A more typical, mid-winter look or feel across much of the Heartland

Across the Corn Belt, colder air is replacing previously mild conditions.  In addition, light snow is affecting the southwestern Corn Belt.  Farther north, a band of snow cover from an earlier event stretches from South Dakota to Upper Michigan.  Friday’s high temperatures will remain below 20°F in the far upper Midwest; with Fargo, North Dakota, expected to experience its first day with a maximum reading below the 20-degree mark since January 20.  

On the Plains, lingering warmth is limited to Texas, excluding the state’s northern panhandle.  Meanwhile, Friday’s high temperatures will remain below 32°F throughout the northern Plains, a rarity in an otherwise abnormally warm winter.  In addition, parts of the northern Plains have received snow this week, with Huron, South Dakota, measuring 7.7 inches on February 14.  The snow, which early Friday has shifted southward across portions of the central Plains, is providing winter wheat with beneficial moisture and insulation. 

In the South, rain in southern Texas is slowing fieldwork but improving topsoil moisture for recently planted corn and sorghum.  The remainder of the region is experiencing mild, dry weather, with Friday’s high temperatures expected to approach 80°F across Florida’s peninsula. 

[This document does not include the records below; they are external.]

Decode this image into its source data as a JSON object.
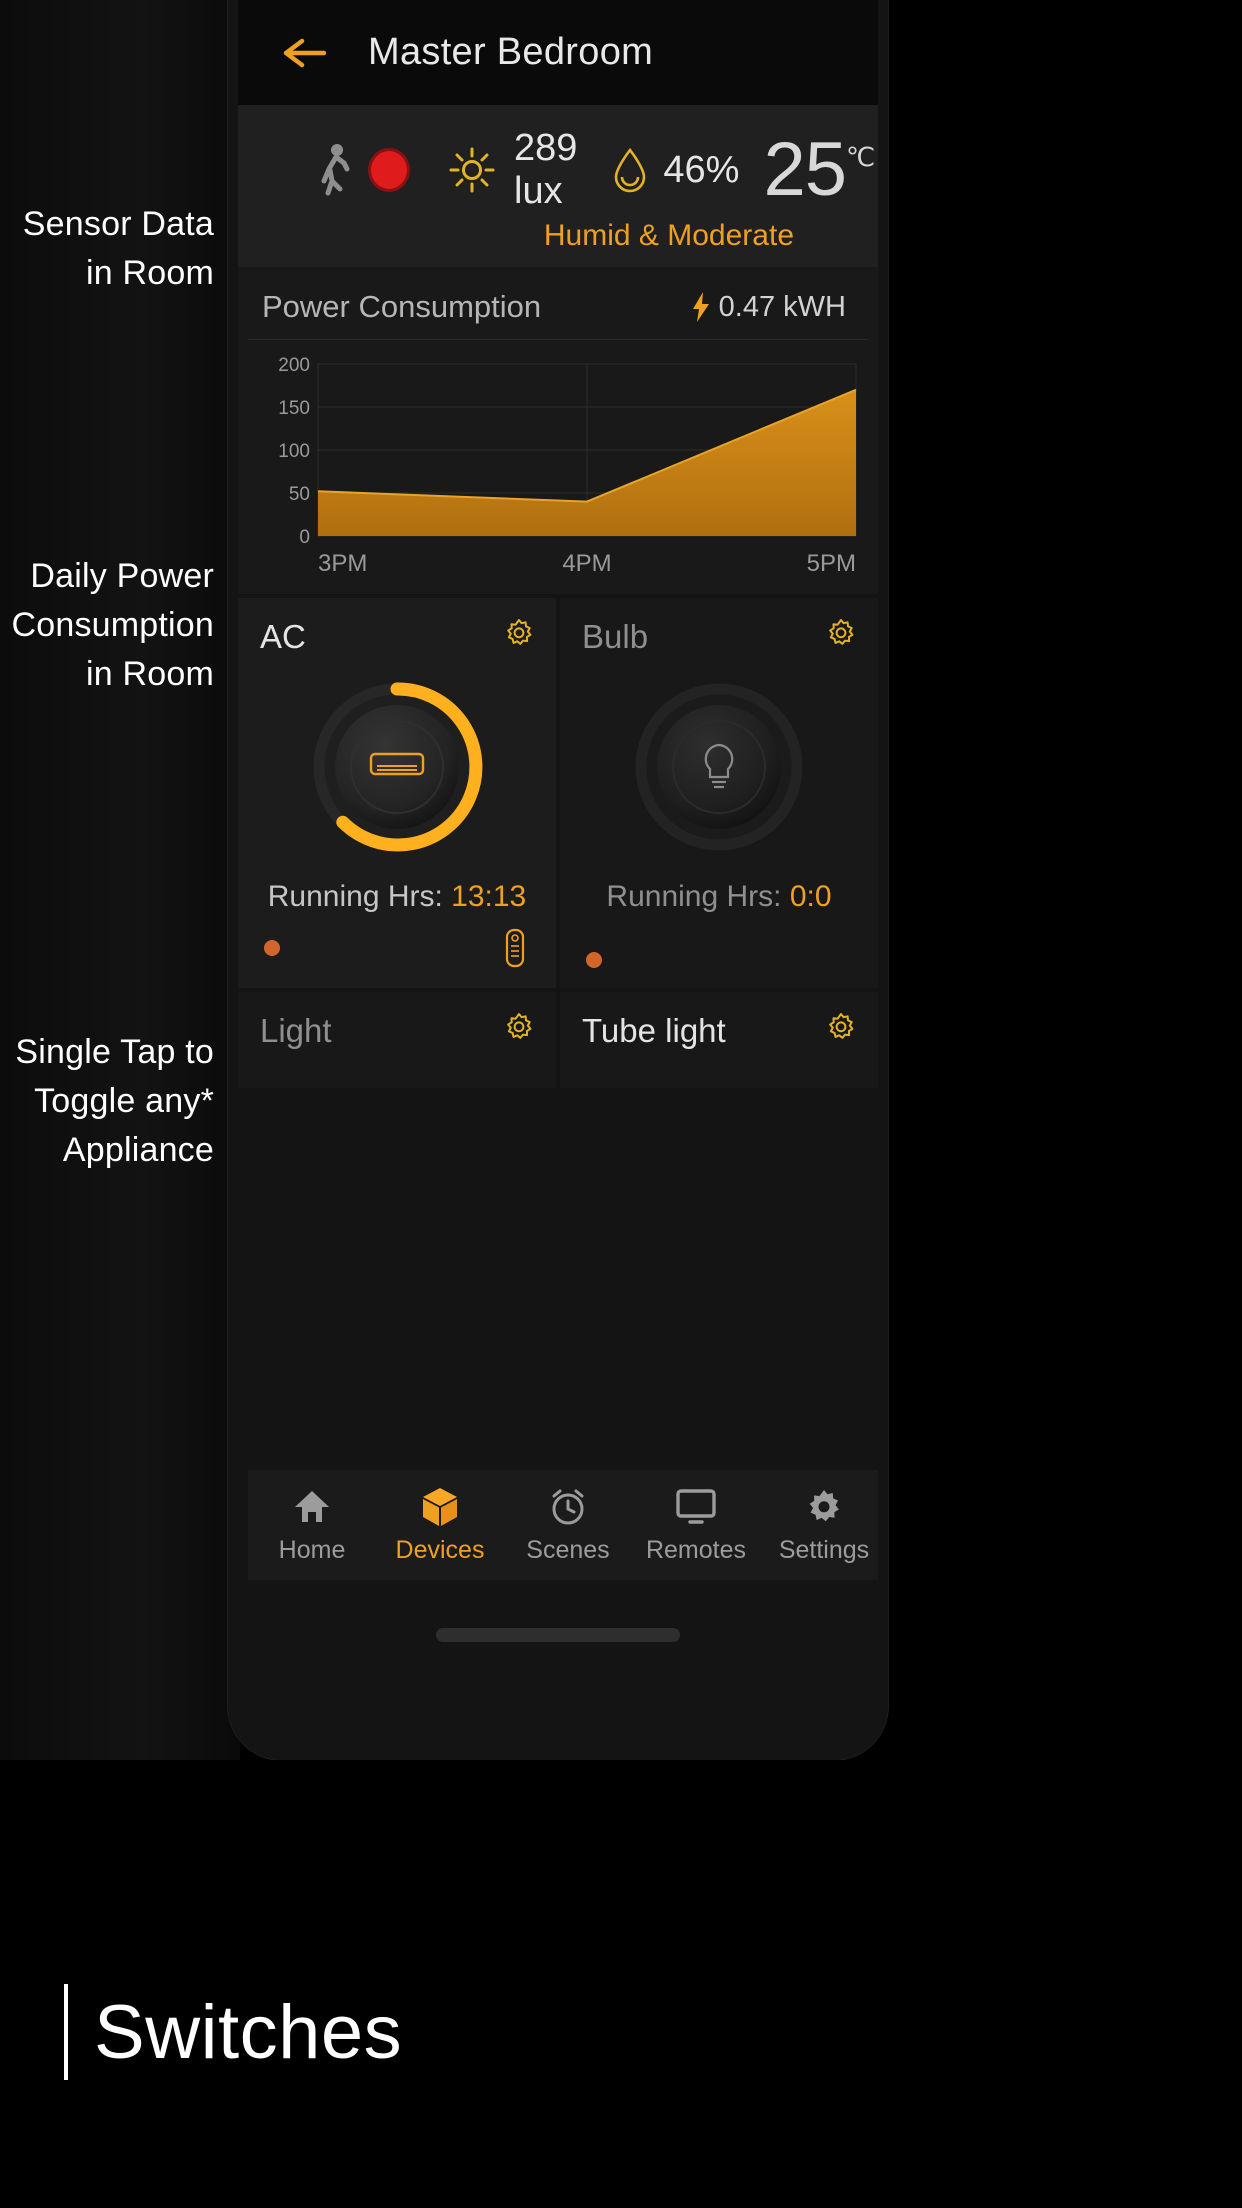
{
  "annotations": {
    "sensor": "Sensor Data\nin Room",
    "sensor_line1": "Sensor Data",
    "sensor_line2": "in Room",
    "power_line1": "Daily Power",
    "power_line2": "Consumption",
    "power_line3": "in Room",
    "toggle_line1": "Single Tap to",
    "toggle_line2": "Toggle any*",
    "toggle_line3": "Appliance"
  },
  "header": {
    "title": "Master Bedroom",
    "back_icon": "arrow-left-icon",
    "accent": "#f0a020"
  },
  "sensors": {
    "motion_icon": "walking-person-icon",
    "motion_state_icon": "red-dot-icon",
    "motion_color": "#e01b1b",
    "light_icon": "sun-icon",
    "light_value": "289 lux",
    "humidity_icon": "water-drop-icon",
    "humidity_value": "46%",
    "temperature_value": "25",
    "temperature_unit": "℃",
    "comfort_caption": "Humid & Moderate",
    "caption_color": "#f0a020"
  },
  "power": {
    "title": "Power Consumption",
    "bolt_icon": "lightning-bolt-icon",
    "total": "0.47 kWH"
  },
  "chart_data": {
    "type": "area",
    "title": "Power Consumption",
    "xlabel": "",
    "ylabel": "",
    "x": [
      "3PM",
      "4PM",
      "5PM"
    ],
    "categories": [
      "3PM",
      "4PM",
      "5PM"
    ],
    "values": [
      52,
      40,
      170
    ],
    "series": [
      {
        "name": "Power",
        "values": [
          52,
          40,
          170
        ]
      }
    ],
    "yticks": [
      0,
      50,
      100,
      150,
      200
    ],
    "ylim": [
      0,
      200
    ],
    "grid": true,
    "legend": "none",
    "fill_color": "#c47a13",
    "line_color": "#e49a20"
  },
  "devices": [
    {
      "name": "AC",
      "gear_icon": "gear-icon",
      "glyph_icon": "air-conditioner-icon",
      "state": "on",
      "dial_percent": 72,
      "hrs_label": "Running Hrs:",
      "hrs_value": "13:13",
      "status_dot": "#d2662a",
      "remote_icon": "remote-control-icon"
    },
    {
      "name": "Bulb",
      "gear_icon": "gear-icon",
      "glyph_icon": "bulb-icon",
      "state": "off",
      "dial_percent": 0,
      "hrs_label": "Running Hrs:",
      "hrs_value": "0:0",
      "status_dot": "#d2662a",
      "remote_icon": ""
    },
    {
      "name": "Light",
      "gear_icon": "gear-icon",
      "glyph_icon": "light-icon",
      "state": "off",
      "dial_percent": 0,
      "hrs_label": "",
      "hrs_value": "",
      "status_dot": "#d2662a",
      "remote_icon": ""
    },
    {
      "name": "Tube light",
      "gear_icon": "gear-icon",
      "glyph_icon": "tube-light-icon",
      "state": "off",
      "dial_percent": 0,
      "hrs_label": "",
      "hrs_value": "",
      "status_dot": "#d2662a",
      "remote_icon": ""
    }
  ],
  "bottom_nav": {
    "items": [
      {
        "label": "Home",
        "icon": "home-icon",
        "active": false
      },
      {
        "label": "Devices",
        "icon": "cube-icon",
        "active": true
      },
      {
        "label": "Scenes",
        "icon": "alarm-clock-icon",
        "active": false
      },
      {
        "label": "Remotes",
        "icon": "monitor-icon",
        "active": false
      },
      {
        "label": "Settings",
        "icon": "gear-icon",
        "active": false
      }
    ],
    "active_color": "#f0a020",
    "inactive_color": "#9c9c9c"
  },
  "footer": {
    "brand": "Switches"
  }
}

In the West, a band of precipitation generally stretching from Oregon to Wyoming is helping to build high-elevation snowpack.  However, there is an area farther north, along and near the Canadian border, where basin-average snowpack  is only about 50 to 75% of normal for mid-February.  In contrast, the average water equivalency of the Sierra Nevada snowpack has improved to nearly 15 inches, slightly greater than 75% of normal for this time of year, according to the California Department of Water Resources.